In fact, the mother-in-law is good to her daughter-in-law, thinking about being good to her son, and the daughter-in-law is good to her mother-in-law, which is a kind of respect and distance for the younger generation and the consent of both sides. I hope things can be more casual and have a good motivation in front of my parents, but as a result, I have created a problem out of thin air and increased the pressure on my wife. It can be said that haste makes waste. Think about it, Dongdong's intimate mode is obviously different from Xixi's. In Dongdong's family, consistency and mutual recognition among family members are very important. Therefore, it is only possible for the father to "teach him" for 30 years. He will say that having children is also to "reassure parents." If he yells at his family like Xixi's parents, he may never be forgiven, but Xixi's parents are just angry, and Xixi's family relationship is more flexible and tolerant.

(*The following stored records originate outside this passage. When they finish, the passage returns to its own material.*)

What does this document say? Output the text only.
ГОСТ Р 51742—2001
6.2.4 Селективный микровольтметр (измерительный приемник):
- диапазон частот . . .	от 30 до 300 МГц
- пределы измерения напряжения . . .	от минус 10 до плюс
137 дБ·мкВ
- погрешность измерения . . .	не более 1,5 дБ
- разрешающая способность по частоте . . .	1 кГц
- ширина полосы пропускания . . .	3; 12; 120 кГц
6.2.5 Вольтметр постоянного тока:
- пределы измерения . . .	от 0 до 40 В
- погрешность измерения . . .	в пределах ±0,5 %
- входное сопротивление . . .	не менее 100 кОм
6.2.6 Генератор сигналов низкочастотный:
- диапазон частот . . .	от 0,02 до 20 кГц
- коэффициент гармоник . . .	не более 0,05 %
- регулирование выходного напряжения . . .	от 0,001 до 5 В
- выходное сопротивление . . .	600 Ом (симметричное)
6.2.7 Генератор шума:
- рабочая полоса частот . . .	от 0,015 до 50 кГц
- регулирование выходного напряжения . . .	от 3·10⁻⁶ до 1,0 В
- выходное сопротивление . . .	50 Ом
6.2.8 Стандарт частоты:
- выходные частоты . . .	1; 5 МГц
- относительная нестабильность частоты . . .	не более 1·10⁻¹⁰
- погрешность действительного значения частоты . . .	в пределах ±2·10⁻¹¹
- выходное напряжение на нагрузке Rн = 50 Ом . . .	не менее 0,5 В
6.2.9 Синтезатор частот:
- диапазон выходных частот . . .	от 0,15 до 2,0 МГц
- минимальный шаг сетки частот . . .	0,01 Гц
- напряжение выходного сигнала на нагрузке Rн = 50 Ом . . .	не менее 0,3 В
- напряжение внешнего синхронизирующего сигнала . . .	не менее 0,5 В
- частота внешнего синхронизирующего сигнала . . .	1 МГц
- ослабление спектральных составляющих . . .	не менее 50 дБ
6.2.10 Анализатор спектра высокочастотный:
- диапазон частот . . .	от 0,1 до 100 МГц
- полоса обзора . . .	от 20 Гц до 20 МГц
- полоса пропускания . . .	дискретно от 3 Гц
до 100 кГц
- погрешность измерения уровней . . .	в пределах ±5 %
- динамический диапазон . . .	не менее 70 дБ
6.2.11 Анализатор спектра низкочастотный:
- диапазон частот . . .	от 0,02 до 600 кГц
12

From the perspective of psychological differentiation theory, Dongdong's family differentiation is lower than Xixi's, and his personality is softer. Of course, this is more in line with the eastern ethical color. But in such a family, the inner tension is not low but high. Because everyone needs intimacy, either pretending not to know, or suppressing inner conflicts and differences, or really unconsciously suppressing. Any intimate relationship is a double-edged sword, and there will be deprivation, coercion and restriction when you love it. In Xixi's family, there is no fear of differences and contradictions. If we accept independence and differences, there will certainly be fewer restrictions. Some inconsistencies seem to be no big deal. With tension, everyone will be free to release, and the inner pressure will be less. I like that children can argue freely with their parents, and they are a family fighting for power and profit. I grew up in such a family.